In his annual issues review called "The State of American Business," U.S. Chamber of Commerce President Thomas Donahue on Tuesday denounced the Obama administration's "tsunami [of] unprecedented regulatory activity," taking some shots at the capacity of several agencies to handle their new workload.

"We cannot allow this nation to move from a government of the people to a government of the regulators," Donahue said at a breakfast at the chamber's headquarters. "That's where it has been headed under Republicans and Democrats alike. We're going to be engaged in this fight for years to come."

In a speech packed with the business lobby's pronouncements on job creation, corporate taxation and free-trade pacts, Donahue saved particularly tough criticism for the health care law as it's being implemented primarily by the Health and Human Services Department, as well as the Dodd-Frank financial reform law.

His chief lobbyist, Bruce Josten, at a news conference after the speech said, "The regulatory agencies are under stress and it doesn't seem they can handle their workload."

Expressing hope for major changes in the health care law, Donahue said, "By mid-December [2010], HHS had already granted 222 waivers to the law -- a revealing acknowledgement that the law is unworkable." He also said the law creates 159 new agencies, commissions, panels and other bodies.

On financial reform, Donahue said, "Dodd-Frank contains 259 mandated rule-makings, another 188 suggested rule-makings, 63 reports and 59 studies. My grandchildren will be old and retired before it is all implemented," he added.

Donahue also attacked agency agendas in the area of labor, saying, "Job creators are … facing unprecedented activity and case law changes in the Department of Labor, the [National Labor Relations Board], and similar agencies. Over 100 such efforts are under way covering compensation, contracting, leave, ergonomics, workplace safety, hiring and firing, and union organizing."

An HHS spokesperson in response pointed out a summary of recently issued rules, titled "Getting Benefits Into the Hands of Consumers: Implementation Accomplishments," on the department's website.
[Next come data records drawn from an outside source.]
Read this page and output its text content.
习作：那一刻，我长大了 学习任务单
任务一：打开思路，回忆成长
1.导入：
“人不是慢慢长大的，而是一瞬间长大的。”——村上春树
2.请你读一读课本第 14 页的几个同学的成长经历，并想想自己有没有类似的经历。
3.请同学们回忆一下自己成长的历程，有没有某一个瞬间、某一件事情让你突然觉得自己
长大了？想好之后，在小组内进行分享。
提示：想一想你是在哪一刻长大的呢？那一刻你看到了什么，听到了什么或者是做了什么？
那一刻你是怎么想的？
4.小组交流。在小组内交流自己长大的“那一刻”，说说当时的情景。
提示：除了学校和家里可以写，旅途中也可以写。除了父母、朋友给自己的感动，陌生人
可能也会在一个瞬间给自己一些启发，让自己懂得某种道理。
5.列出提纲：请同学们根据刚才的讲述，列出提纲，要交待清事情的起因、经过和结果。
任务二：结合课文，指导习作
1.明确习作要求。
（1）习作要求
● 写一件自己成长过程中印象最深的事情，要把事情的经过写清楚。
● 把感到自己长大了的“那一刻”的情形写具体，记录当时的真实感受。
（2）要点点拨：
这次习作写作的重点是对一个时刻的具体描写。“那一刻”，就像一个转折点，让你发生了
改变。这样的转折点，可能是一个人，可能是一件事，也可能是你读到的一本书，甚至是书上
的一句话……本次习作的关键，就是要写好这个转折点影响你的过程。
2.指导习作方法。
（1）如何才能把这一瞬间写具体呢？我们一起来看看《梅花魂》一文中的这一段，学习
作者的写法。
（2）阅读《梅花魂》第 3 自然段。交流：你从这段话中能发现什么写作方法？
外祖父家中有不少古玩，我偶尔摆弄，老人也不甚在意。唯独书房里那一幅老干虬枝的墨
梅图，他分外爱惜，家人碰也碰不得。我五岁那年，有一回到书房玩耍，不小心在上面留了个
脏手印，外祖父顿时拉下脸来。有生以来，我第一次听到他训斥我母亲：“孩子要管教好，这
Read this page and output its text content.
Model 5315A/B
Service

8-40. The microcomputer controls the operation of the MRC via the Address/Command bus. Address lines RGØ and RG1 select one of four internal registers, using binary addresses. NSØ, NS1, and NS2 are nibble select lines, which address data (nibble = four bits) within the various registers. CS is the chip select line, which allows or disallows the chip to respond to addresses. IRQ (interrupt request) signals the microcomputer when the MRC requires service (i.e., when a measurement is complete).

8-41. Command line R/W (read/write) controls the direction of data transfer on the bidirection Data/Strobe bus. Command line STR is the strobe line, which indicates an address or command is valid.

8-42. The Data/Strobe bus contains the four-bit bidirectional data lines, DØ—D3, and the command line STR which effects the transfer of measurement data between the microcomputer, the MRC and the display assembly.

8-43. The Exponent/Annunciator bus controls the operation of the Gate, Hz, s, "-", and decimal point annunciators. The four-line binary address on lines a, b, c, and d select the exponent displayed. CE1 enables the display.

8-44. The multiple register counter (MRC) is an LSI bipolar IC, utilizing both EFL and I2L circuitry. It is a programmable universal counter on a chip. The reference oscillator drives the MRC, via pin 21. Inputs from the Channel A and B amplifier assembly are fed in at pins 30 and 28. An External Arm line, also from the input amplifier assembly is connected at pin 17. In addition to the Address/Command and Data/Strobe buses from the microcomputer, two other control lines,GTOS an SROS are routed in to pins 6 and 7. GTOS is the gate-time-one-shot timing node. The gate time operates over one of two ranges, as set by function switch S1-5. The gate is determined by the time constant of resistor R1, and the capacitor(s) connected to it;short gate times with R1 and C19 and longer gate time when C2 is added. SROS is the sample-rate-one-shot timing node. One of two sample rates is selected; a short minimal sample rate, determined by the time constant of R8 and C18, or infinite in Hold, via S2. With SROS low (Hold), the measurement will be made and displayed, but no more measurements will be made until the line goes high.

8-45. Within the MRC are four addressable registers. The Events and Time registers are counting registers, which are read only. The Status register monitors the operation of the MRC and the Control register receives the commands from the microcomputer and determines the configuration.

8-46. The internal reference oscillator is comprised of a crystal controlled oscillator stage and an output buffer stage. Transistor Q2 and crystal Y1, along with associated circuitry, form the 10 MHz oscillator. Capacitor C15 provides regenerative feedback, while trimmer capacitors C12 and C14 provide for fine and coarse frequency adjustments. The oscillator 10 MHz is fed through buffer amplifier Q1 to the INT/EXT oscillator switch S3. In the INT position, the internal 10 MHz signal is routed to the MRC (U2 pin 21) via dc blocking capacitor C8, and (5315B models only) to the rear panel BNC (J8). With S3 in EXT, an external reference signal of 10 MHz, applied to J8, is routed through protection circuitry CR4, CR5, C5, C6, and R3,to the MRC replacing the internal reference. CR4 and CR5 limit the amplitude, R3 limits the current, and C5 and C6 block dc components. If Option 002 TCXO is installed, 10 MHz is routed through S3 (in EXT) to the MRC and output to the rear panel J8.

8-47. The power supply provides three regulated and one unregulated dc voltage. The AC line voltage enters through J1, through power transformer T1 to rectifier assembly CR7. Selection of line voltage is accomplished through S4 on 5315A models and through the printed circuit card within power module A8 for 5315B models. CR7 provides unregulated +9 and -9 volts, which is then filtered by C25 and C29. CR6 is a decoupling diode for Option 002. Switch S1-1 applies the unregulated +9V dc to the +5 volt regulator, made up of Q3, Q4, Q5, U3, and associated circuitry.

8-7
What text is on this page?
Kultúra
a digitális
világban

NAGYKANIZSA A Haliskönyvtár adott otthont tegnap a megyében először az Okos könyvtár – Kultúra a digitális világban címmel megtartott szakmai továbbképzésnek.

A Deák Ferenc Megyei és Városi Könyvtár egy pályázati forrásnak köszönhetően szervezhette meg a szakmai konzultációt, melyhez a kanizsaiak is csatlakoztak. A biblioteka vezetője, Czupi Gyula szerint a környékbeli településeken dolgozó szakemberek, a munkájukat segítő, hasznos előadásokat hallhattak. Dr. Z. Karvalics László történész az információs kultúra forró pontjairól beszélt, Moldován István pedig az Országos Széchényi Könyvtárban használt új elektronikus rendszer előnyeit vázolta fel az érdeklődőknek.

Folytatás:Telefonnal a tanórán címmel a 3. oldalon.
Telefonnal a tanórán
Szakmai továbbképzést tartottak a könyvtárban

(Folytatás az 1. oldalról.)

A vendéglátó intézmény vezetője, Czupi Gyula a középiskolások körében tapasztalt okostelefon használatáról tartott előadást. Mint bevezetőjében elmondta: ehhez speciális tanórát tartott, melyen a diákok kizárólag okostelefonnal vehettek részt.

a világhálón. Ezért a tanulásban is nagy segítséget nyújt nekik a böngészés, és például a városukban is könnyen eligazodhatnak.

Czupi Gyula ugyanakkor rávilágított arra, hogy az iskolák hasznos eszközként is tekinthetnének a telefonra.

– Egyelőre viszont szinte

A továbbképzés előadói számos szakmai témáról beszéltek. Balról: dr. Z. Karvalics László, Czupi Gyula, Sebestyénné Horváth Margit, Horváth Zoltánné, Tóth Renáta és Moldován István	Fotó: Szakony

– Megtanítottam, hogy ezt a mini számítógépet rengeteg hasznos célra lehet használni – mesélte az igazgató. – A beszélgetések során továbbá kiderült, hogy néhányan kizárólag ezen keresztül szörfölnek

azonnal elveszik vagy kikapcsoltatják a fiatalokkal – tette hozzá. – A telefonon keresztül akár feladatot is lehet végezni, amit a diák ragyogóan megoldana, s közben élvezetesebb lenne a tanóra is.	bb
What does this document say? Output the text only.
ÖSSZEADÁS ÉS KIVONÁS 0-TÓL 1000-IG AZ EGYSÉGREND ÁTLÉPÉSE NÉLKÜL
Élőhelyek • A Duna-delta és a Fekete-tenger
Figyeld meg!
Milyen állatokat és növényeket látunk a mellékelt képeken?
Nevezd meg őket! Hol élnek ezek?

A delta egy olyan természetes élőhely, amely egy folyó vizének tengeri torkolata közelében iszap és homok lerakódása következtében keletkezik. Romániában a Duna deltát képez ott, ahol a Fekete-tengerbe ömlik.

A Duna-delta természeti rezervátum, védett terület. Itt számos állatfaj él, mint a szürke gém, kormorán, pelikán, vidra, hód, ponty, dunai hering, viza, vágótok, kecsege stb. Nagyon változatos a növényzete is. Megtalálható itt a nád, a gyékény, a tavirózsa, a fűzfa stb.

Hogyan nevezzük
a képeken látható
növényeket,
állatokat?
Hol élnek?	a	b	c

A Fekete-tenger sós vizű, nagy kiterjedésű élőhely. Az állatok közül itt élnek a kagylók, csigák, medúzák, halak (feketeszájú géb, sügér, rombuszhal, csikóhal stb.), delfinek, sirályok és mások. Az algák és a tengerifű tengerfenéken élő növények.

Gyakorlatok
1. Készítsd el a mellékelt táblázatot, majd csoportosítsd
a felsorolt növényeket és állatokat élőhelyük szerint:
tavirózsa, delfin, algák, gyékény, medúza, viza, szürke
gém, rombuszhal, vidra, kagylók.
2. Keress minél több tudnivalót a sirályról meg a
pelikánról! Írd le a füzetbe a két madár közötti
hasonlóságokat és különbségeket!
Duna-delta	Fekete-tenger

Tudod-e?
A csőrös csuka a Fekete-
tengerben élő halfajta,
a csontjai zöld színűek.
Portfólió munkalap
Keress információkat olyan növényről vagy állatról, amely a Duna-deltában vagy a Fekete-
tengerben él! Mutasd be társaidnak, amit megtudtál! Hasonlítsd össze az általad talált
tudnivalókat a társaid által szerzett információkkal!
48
SEC spokesman John Nester did not challenge the chamber's numbers on implementation of financial reform, saying the SEC has about 100 rules and 20 studies to produce, while others are under way at the Commodity Futures Trading Commission. "The longer we operate under significant budgetary restrictions, the greater the impact" on SEC capacity, he said, referring to current agency funding levels frozen at fiscal 2010 levels. "There's no budgetary increase to handle the regulatory workload. That said, the staff is doing its best to keep on schedule with the top priority of getting it right."